Osheaga, jour 2 : Jack, Nick… et Elvis

Nick Cave: l'intensité à son meilleur. Photo courtoisie evenko/Pat Beaudry

Après une première journée qui faisait la part belle au hip-hop et aux DJ, les guitares revenaient à l’avant-scène en soirée dans les cases horaires des scènes de la Rivière et de la Montagne au Festival Osheaga, samedi.

Par Philippe Rezzonico

Le ciel lourd et couvert ne nous est pas tombé sur la tête, mais il faut admettre de certains artistes ont travaillé fort afin de crever les nuages. Pour le chroniqueur, cette – plus courte – journée de couverture a été l’occasion de constater que l’on n’a pas besoin d’un « vaisseau spatial » pour satisfaire musicalement le festivalier…

Deux ou trois choses ou fait leurs preuves depuis longtemps : de bonnes chansons, des artistes investis et une instrumentation organique. On a eu droit à tout ça

Modest Mouse, 18h05: Ça faisait bien une demi-heure que je regardais la bande à Isaac Brock se démener sur la scène de la montagne quand je me suis dit que ce groupe est exactement la raison pour laquelle nous allons tous, très souvent, assister à des festivals.

Groupe américain qui a trimé dur pour son succès, Modest Mouse roule sa bosse depuis plus de deux décennies. Et les fans de longue date chantaient des tas de refrains par cœur propulsés par les guitares, banjo, violon, batterie et contrebasse, lors de ce spectacle rassembleur au possible  : Dashboard, 3rd Planet, Float On et The Good Times Are Killing Me ont fait leur effet au point que même ceux qui n’étaient pas familiers avec le répertoire du groupe entraient dans la danse.

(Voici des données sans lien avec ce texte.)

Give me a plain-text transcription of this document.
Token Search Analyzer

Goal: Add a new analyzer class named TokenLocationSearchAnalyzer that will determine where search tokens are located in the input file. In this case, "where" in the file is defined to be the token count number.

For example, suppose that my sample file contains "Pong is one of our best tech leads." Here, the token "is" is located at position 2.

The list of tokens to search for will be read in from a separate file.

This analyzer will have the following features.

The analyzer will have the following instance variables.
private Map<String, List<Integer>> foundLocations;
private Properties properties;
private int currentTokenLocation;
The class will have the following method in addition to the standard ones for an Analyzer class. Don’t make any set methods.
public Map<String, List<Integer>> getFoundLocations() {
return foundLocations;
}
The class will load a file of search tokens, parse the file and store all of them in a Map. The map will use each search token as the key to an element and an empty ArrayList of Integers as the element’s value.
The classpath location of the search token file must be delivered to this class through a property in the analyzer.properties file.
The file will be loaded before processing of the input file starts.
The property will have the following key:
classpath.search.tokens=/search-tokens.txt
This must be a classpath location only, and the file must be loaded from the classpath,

J. Cole, 19h05 : Arrivé sur le tard sur le site, j’ai dû voir la prestation du rappeur J. Cole devant et derrière la scène de la rivière (bouffe oblige), ce qui ne sont pas des conditions idéales. N’empêche, l’attirail avec lequel le jeune homme se pointe sur les planches n’est pas la norme dans son créneau : guitaristes, choristes, DJ, batteur, etc. Nous sommes loin du rap primaire.

Au plan musical, les chansons de Cole accrochent l’oreille et l’enveloppe sonore est parfois aussi proche de la soul que du hip-hop. L’écoute fut par trop distraite pour porter un jugement valable et éclairé, mais le monsieur aura droit à une écoute plus attentive de ma part la prochaine fois. Il le mérite.

Nick Cave & the Bad Seeds, 20h15: Intense, dense, sombre, dramatique… Un spectacle de Nick Cave et de ses vieux potes n’est pas un spectacle rock comme les autres. L’Australien longiligne qui a des airs d’oiseau de proie sur les planches possède un magnétisme hors du commun.

Qu’il livre des vieux tubes comme From Her To Eternity, des nouvelles compositions de son album Push the Sky Away comme Jubilee Street  et Mermaids, ou qu’il interprète Tupelo (la ville de naissance d’Elvis) n’y change rien. Du placide à l’explosif, guitares, basses, violon et batterie sont capables de toutes les ruptures, de toutes les douceurs, de tous les crescendos. Cave narre, chante ou hurle ses compositions comme si c’était la dernière fois, comme s’il voulait que chaque spectateur ne l’oublie jamais.

C’est particulièrement vrai pour ceux massés à l’avant-scène qui l’on vu de très près. Cave a passé de longs moments debout sur la grille de sécurité, maintenu en équilibre par les festivaliers des premières rangées.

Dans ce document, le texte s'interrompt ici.